College of Science & Engineering Alumni Newsletter
Spring
2001
Rock Solid Foundation Starts at SFSU
Lisa
White’s (BA ’84, Geology) pathway to professor of geology
is not your typical one, just ask her family members – that is, if you
can get a word in! Raised in a family of extroverts, she laughs at how
her shy demeanor was no match for the lively personalities of the family
(the family professions include a singer/performer, a community health
advocate, a psychology professor, and a college administrator). Intellectual
pursuits were clearly valued and encouraged by her family, but geology
hardly matched the professions of any of her role models whose careers
were rooted in the activism of the 1960’s. Lisa’s family did nurture her
curiosity for science, however, through their collective passion for learning
and their sense of adventure, combined with frequent trips to the California
Academy of Sciences in Golden Gate Park. Although she was fascinated by
science at an early age, she confesses to being just an above average student
in San Francisco public schools (she is an alumna of George Washington
High School, Roosevelt Middle School and Frank McCoppin Elementary School
in the City’s Richmond district). Her upbringing in San Francisco produced
a pretty typical urban teenager who enrolled at SFSU in the late 1970’s
more interested in music and the arts, rather than science.
Her
first major at SFSU was photography and her interest in science did not
re-emerge until she took a general education geology course. She credits
many of her faculty colleagues in the Geosciences Department for encouraging
her interest in the geology major while she was an undergraduate, and for
recommending her for a summer internship program at the U.S. Geological
Survey in Menlo Park in 1982. Lisa assisted geologists on field projects
in Alaska, New Mexico and the California Coast Ranges during the three
summers she worked at the USGS. She not only developed a greater awareness
of the geosciences profession as a result of the internship, but she also
received a lot of encouragement to go to graduate school. Because the mentorship
program at the USGS made such a difference in her career, she later coordinated
the same outreach program (Minority Participation in the Earth Sciences,
MPES program) from 1988 to 1995.
During
her graduate work at the University of California, Santa Cruz she was bitten
by the international travel bug and she had the opportunity to work on
multinational research projects in Israel, Egypt, and Japan. It was during
her dissertation work at U.C. Santa Cruz on the Miocene (24 to 5 million
years ago) Monterey Formation that her interests in micropaleontology and
oceanography intensified. Her participation as a shipboard scientist in
the Ocean Drilling Program helped to develop her expertise in diatom microfossils.
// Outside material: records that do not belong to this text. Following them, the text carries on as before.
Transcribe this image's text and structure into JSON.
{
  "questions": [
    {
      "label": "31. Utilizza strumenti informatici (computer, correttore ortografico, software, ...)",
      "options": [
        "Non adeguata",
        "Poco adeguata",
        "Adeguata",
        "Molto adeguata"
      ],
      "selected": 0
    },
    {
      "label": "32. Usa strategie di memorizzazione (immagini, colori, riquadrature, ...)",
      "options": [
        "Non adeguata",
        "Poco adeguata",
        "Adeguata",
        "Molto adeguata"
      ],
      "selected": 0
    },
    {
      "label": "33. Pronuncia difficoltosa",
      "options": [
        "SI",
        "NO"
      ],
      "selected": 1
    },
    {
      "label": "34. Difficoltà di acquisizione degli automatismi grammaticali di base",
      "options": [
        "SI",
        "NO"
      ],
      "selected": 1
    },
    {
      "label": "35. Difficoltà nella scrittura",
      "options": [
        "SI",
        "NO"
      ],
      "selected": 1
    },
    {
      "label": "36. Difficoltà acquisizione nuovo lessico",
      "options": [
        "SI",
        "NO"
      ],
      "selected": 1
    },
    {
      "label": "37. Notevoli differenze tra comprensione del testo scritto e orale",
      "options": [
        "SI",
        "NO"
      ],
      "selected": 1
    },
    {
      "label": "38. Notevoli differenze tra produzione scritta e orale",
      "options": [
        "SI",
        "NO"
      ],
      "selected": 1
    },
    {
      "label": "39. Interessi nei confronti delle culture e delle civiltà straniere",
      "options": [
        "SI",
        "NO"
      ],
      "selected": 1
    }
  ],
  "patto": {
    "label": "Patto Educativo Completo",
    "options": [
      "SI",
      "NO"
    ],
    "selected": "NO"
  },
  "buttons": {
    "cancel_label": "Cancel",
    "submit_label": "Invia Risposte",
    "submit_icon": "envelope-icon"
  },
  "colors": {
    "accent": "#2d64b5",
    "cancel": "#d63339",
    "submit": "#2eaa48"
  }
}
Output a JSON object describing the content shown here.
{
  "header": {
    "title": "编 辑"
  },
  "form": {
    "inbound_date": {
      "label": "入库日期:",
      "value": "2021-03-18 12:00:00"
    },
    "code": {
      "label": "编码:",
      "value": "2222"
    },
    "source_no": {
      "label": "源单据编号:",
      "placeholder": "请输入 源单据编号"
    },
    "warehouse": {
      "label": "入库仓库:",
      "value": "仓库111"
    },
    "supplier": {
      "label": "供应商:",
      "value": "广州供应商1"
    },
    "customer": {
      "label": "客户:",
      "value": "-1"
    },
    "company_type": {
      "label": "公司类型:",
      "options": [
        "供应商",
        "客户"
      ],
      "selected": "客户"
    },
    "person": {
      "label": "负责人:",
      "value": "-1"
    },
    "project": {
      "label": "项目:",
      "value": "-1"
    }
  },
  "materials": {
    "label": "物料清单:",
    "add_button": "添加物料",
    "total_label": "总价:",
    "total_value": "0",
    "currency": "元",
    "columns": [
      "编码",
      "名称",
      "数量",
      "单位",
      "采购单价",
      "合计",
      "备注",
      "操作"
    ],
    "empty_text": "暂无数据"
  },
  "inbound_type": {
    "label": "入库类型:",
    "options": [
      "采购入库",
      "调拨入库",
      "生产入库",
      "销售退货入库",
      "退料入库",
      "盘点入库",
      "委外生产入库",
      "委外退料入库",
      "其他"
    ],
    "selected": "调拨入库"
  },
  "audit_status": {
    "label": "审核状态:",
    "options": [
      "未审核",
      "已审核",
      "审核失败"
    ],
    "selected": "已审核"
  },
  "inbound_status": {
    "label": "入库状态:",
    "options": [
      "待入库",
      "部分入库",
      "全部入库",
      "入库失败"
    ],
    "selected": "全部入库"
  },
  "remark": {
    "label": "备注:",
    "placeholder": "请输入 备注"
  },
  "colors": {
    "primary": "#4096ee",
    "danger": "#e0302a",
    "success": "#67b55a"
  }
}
As a faculty member at SFSU she continues to investigate the unique depositional
setting of biosiliceous (diatom-rich) sedimentary rocks around the Pacific
Rim, both on land and in the sea. She recently completed projects with
the Ocean Drilling Program off the tectonically active Pacific margin of
Costa Rica and a NSF-funded field project on organic-rich units in the
far east of Russia. While she was in graduate school at UCSC, the Geosciences
Department at SFSU continued to track her progress and when she completed
her dissertation in 1989 she was delighted when the Department considered
her for a faculty position. When she joined the Geosciences Department
faculty in 1990, she was, and continues to be, enthusiastic about reaching
out to students who are probably a lot like she was as an undergraduate.
A
common theme in Lisa’s professional decisions is her desire to give back
to her community. Connecting with communities through education has always
been important to her and to her family, as her parents’ career paths were
always community-centered. SFSU has been a part of her family for
several generations; her parents were students at S.F. State in the 1950’s.
Those were very exciting years at San Francisco State (“The Willie Brown
years”), particularly for African Americans who, like her parents, moved
to San Francisco during the post-WWII California migration. Lisa’s father,
Joe White (BA ’54 and MS ’56, Psychology), was also a faculty member at
SFSU. He was brave enough to return to campus from a faculty position at
Cal State Long Beach during the 1968-69 strike year to be the Dean of Undergraduate
Studies. He loves San Francisco and likely would have spent his entire
career at SFSU but his support of the students’ position did not endear
himself to then President Hiyakawa. He was asked to step down as dean,
or as he tells the story, “Hiyakawa ran me out of there!” After leaving
SFSU he became a professor of cross-cultural psychology at U.C. Irvine,
where he is now professor emeritus. Her mother, Myrtle White (BA ’55, Nursing),
worked for many years in community nursing programs in the City, such as
the teenage mother program at Mount Zion Hospital in the 1960’s and 70’s.
Her mother continues to live in the City close to campus and has recently
joined the Urban Elders Program and enjoys taking classes at SFSU every
semester.
Lisa’s
election as a fellow of the California Academy of Sciences in the fall
of 2000 and her selection as chair of the Geosciences Department, effective
fall 2001, completes the circle that connects her youth, her family, and
her San Francisco roots to the SFSU community.